In 2007, the Polish president posthumously awarded him a state decoration, and in 2009, at the request of Szpilman’s son and thousands of those who watched the movie “The Pianist”, the World Holocaust Remembrance Centre Yad Vashem recognised Wilhelm Hosenfeld as Righteous Among the Nations.

“Life is Beautiful”

Italy

1997

The director and main actor was famous comedian Roberto Benigni. The film won a Grand Prix at the Cannes Film Festival and three Oscars.

The general public and high-profile judging panel lauded the movie, but some critics called it out for what they believed was inappropriate frivolity with regard to the Holocaust.

The film’s creators were accused of depicting an impossible situation: a father and his little son ending up together at a concentration camp, and the parent manages to hide his child for a long time, and that the concentration camp didn’t resemble a real one.
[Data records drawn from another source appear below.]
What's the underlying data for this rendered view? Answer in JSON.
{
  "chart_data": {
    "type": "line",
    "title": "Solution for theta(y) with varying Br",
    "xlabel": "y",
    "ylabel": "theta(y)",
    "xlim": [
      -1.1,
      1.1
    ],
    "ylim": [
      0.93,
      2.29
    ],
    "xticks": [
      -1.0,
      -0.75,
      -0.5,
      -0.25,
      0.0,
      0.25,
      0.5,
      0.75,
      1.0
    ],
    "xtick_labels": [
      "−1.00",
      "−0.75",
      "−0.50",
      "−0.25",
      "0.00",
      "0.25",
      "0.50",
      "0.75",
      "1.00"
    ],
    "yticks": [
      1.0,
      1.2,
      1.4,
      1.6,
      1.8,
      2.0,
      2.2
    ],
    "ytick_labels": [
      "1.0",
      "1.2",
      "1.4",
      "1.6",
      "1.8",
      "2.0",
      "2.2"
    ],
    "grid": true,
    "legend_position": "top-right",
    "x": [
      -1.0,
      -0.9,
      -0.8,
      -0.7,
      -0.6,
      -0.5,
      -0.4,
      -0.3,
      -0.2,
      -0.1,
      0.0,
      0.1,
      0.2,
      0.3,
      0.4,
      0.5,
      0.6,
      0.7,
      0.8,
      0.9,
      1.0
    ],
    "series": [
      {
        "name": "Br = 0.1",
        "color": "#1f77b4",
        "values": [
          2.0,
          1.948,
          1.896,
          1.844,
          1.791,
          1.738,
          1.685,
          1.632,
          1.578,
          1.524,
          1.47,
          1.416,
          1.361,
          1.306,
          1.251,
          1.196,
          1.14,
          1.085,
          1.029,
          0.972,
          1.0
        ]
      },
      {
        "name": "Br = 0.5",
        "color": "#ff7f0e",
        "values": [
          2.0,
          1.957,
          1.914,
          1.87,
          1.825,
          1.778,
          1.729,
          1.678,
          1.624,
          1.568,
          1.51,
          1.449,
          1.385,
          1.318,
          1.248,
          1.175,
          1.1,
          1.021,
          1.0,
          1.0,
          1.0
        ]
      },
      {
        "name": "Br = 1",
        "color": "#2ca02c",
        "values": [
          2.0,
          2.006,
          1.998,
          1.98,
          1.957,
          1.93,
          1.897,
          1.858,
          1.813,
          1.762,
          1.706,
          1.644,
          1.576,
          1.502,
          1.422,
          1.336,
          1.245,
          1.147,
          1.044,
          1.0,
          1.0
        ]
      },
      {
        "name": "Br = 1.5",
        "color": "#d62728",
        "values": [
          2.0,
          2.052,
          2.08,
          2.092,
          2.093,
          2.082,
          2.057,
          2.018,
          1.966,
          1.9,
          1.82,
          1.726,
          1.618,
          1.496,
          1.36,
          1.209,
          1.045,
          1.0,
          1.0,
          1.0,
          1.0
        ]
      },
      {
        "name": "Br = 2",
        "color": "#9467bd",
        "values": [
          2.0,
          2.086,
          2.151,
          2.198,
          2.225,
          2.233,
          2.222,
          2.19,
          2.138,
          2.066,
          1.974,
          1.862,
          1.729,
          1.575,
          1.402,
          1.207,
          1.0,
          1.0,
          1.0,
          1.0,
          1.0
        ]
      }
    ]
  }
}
For his son not to be frightened, the father creates an illusion of a game, making both him and viewers laugh.

Paradoxically, the movie is based on a true story.

What underlay the script is the book “In the End, I Beat Hitler” by Rubino Romeo Salmonì - an Italian Jew and Auschwitz prisoner. There is no portrayal of a child there, but the comic, playful approach to the surrounding atrocities helped the main character survive, just like the little boy in Benigni’s film. Apart from this, Benigni based his film on the stories told by his own father, who finished the war on the American side.
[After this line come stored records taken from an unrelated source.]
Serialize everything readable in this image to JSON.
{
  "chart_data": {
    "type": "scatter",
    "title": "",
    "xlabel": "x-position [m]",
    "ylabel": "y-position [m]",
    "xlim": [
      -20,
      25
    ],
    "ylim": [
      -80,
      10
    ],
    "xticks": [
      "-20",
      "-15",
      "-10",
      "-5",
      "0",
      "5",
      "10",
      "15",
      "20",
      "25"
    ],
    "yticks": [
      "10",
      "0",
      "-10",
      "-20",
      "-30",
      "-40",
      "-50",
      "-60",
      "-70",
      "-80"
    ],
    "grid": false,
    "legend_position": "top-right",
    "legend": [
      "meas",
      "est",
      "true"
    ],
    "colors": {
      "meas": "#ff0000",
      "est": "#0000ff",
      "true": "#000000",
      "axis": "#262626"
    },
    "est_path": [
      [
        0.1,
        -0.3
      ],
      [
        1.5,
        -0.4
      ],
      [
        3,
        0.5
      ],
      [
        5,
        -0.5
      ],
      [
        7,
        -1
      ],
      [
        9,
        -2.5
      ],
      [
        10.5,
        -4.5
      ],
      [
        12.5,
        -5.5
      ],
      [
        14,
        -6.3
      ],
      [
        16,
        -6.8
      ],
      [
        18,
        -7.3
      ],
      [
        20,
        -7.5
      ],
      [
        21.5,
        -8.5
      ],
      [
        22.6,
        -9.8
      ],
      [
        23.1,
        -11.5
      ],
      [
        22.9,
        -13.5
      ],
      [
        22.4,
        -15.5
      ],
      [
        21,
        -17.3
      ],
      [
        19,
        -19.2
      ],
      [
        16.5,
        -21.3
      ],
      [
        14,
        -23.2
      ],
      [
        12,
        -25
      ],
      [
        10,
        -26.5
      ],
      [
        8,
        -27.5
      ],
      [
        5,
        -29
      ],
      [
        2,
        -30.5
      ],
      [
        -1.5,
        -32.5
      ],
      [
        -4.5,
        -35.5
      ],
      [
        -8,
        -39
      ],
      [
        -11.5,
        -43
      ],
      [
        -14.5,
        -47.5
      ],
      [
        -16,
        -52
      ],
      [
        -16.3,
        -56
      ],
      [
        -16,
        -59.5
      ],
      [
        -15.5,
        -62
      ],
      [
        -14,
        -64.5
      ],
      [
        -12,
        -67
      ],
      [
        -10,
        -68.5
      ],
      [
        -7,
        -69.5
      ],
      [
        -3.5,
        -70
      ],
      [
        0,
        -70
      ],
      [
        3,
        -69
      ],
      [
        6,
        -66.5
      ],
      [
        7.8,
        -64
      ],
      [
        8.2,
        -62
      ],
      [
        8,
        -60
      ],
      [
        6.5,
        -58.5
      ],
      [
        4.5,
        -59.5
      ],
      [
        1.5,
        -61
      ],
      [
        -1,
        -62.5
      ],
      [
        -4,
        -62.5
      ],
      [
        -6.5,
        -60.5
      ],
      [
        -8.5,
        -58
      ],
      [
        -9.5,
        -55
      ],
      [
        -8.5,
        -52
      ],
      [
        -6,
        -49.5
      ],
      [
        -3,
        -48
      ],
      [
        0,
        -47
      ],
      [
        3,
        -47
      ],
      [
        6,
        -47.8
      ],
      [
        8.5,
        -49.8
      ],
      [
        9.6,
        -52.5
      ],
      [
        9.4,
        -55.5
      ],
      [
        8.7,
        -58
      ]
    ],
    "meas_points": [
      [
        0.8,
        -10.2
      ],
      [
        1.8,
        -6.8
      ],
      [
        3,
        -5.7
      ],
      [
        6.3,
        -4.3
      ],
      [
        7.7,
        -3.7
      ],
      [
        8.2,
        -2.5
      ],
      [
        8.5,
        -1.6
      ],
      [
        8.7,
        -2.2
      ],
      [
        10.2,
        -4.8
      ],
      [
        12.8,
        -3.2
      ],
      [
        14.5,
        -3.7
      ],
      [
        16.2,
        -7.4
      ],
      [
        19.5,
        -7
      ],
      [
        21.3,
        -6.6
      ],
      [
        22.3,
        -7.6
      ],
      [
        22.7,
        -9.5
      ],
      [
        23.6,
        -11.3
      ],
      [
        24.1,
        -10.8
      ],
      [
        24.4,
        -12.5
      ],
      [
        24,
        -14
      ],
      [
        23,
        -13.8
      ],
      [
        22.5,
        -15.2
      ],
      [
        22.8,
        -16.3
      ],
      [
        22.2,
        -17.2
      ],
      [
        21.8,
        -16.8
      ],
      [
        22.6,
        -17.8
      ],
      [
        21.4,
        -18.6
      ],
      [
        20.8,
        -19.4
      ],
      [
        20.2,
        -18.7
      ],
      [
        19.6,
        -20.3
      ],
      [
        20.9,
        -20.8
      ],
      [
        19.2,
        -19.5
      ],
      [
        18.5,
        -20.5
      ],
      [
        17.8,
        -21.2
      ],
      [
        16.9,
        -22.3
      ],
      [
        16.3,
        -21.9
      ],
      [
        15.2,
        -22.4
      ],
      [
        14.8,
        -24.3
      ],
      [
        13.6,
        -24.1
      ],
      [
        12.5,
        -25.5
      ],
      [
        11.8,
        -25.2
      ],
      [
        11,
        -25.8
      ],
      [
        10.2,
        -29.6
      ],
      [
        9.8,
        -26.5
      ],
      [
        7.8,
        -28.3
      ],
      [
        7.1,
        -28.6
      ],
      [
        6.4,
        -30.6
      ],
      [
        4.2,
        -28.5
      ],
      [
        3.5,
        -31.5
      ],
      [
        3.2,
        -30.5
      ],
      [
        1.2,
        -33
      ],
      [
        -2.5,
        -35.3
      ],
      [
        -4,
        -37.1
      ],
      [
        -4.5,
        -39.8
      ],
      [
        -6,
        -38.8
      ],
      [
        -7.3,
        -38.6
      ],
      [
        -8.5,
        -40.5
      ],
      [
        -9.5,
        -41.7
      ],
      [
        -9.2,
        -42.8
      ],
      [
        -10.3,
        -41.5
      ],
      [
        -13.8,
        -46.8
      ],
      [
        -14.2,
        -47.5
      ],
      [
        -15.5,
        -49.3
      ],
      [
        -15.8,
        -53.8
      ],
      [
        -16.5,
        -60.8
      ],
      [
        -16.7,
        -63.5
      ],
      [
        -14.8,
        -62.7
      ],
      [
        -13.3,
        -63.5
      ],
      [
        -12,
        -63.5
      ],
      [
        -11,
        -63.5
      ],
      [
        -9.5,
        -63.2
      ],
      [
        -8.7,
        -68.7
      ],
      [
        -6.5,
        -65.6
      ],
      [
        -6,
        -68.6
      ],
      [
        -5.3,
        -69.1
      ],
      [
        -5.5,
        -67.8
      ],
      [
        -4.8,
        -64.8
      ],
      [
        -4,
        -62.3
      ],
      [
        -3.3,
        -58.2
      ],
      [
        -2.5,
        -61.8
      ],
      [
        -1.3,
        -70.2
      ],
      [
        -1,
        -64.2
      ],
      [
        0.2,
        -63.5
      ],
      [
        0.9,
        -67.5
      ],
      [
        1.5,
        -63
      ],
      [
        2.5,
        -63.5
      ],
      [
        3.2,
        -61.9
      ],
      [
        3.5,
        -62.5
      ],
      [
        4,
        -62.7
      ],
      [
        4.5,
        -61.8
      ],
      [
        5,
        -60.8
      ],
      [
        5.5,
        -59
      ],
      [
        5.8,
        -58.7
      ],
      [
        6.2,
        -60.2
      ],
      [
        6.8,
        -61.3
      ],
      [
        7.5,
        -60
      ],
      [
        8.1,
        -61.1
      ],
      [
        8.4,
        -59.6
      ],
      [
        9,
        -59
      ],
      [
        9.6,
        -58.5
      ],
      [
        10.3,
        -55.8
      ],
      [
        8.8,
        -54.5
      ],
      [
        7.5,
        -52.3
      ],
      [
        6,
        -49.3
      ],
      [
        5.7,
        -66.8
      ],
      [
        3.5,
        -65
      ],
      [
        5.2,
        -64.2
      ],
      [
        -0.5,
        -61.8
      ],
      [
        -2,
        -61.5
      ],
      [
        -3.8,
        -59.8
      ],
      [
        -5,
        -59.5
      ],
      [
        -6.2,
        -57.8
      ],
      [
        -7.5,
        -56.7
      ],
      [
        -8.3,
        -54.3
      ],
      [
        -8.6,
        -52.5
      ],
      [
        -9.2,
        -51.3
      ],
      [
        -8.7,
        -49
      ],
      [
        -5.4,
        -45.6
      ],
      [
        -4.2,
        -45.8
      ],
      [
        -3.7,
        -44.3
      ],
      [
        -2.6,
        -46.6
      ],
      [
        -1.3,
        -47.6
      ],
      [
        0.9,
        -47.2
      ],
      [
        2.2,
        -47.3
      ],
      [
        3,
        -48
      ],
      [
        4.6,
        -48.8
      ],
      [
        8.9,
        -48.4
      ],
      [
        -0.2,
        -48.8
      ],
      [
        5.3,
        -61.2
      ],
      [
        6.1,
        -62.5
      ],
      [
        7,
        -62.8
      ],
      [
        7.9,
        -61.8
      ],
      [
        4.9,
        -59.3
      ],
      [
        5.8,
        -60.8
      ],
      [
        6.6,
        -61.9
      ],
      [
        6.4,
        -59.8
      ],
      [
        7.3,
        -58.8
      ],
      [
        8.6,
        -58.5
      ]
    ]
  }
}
Before that, he had spent two years at a Nazi labour camp, which he told his children about with humour, like a cheerful adventure. Just like the character in his movie, he did so for one purpose - not to scare his children.

“The Diary Of a Young Girl”, or “The Diary of Anne Frank”

US

1959

Irrespective of its name, the events depicted in the movie are far from what a Jewish girl recounted in her diary. The film was awarded three Oscars.
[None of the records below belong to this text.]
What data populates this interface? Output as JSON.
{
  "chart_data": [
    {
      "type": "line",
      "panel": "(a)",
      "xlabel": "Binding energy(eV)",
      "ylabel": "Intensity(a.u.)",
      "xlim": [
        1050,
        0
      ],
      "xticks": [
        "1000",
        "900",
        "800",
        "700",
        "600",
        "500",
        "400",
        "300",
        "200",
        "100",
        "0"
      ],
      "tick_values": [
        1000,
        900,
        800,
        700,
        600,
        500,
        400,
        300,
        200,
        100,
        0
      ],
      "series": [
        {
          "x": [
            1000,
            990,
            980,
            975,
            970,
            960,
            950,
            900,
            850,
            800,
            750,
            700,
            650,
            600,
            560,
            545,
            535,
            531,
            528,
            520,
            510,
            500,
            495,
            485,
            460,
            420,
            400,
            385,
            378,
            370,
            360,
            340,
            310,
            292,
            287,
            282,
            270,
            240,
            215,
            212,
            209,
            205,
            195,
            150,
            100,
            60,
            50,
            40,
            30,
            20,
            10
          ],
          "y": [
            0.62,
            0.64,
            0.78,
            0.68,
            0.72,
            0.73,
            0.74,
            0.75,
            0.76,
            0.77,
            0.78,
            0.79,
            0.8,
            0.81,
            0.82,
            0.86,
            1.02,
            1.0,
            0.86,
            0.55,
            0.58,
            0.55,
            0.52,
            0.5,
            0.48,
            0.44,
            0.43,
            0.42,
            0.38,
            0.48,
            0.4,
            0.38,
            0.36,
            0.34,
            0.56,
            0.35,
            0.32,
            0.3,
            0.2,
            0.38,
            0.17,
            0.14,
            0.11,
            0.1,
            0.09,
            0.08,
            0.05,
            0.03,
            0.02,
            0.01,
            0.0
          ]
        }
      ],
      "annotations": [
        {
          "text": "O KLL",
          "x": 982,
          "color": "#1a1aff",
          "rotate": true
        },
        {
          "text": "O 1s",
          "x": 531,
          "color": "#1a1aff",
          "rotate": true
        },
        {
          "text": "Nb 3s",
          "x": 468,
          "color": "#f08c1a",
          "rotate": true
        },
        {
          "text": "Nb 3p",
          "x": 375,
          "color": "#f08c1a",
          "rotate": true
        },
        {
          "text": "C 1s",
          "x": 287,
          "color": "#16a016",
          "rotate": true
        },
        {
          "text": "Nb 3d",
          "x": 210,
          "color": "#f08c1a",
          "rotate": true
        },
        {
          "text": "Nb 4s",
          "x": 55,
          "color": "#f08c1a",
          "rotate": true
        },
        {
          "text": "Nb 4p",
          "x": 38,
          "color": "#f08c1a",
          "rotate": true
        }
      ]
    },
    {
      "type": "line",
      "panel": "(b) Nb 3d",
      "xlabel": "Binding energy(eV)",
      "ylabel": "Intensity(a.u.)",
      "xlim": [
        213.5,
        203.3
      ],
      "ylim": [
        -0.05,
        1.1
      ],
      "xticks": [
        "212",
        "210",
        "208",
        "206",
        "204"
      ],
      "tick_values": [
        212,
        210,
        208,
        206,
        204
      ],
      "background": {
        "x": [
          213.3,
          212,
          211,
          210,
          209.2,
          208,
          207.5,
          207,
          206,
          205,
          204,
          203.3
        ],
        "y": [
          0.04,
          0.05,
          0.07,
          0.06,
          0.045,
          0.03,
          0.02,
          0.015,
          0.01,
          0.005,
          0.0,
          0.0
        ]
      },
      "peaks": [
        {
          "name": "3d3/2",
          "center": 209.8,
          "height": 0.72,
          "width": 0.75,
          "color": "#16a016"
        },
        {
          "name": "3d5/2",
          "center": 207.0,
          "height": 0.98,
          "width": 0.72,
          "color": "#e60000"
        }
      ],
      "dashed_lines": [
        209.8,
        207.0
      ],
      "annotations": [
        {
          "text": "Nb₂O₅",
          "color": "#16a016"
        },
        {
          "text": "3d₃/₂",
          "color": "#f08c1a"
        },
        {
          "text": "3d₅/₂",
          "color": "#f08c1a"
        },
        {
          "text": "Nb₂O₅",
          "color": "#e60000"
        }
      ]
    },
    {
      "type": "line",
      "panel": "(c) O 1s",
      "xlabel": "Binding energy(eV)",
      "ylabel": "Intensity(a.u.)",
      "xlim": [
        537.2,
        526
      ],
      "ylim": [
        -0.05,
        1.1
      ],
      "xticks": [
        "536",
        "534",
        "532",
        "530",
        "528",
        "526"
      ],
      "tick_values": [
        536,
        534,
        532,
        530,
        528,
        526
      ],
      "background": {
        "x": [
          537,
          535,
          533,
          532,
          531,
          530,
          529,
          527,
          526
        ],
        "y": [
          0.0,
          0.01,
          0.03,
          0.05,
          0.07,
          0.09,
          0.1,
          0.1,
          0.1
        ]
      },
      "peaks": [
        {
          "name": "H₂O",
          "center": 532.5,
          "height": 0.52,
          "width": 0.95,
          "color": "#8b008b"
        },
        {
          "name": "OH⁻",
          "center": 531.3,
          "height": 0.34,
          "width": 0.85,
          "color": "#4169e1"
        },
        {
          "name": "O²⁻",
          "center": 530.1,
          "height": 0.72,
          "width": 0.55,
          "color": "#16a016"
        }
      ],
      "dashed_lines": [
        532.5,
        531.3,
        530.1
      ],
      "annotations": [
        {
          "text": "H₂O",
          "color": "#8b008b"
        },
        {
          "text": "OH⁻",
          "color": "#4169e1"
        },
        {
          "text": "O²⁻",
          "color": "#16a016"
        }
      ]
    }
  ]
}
The key role was to be played by Audrey Hepburn, who was the same age as Anne Frank, and also lived in Amsterdam during the years of occupation and more than once saw Jews being deported.

However, the 30-year-old star refused to play a 14-year-old girl. She also didn’t want to revive her memories about the occupation, during which the Nazi shot some of her relatives.

The film’s director, George Stevens, served in the army during World War II and headed a war film unit. His team made shots of the liberation of Paris, and the meeting of Soviet and American forces on the Elbe. Stevens was part of a group of camera operators who accompanied then-General Dwight D. Eisenhower during the liberation of Dachau.

Group portrait of the defendants in the Dachau war crimes trial.

The chilling chronicles shot in Dachau served as evidence during the Nuremberg trials, and George Stevens was one of those who shot this movie for the tribunal.

“Inglourious Basterds”

US

2009

The 2009 war movie directed by legendary director Quentin Tarantino won one Oscar (it received eight nominations), a “Golden Globe”, and a few other awards, most of which went to one actor, relatively unknown in the US at the time - Christoph Waltz.

At the centre of the plot is a purely fictional story. In occupied Paris, there is a special group of Jewish terrorists-avengers who kill Nazis.

One of them, a professional “hunter of Jews” (Waltz’s character), tries, having conducted a spate of atrocities before that, to get into contact with the US command via the Jewish fighters, and promises to kill all Third Reich’s top brass, including Hitler.

Tarantino recounted how he had cherished the idea of a war drama for many years.

This movie of his failed to become a real hit, but it revealed exceptionally talented Austrian actor Christoph Waltz to the world. The latter instantly became a real star, with roles and awards pouring in profusely.

Waltz even played Mikhail Gorbachev in the movie “Reykjavik”, dedicated to the negotiations between the Soviet president and Ronald Reagan in 1986.

Today, Waltz is again starring in a movie about the Holocaust. He was offered a role in the screen adaptation of a grotesque novel about an SS officer and murderer of Jews, who after the war declared himself a Jew by religion and emigrated to Israel.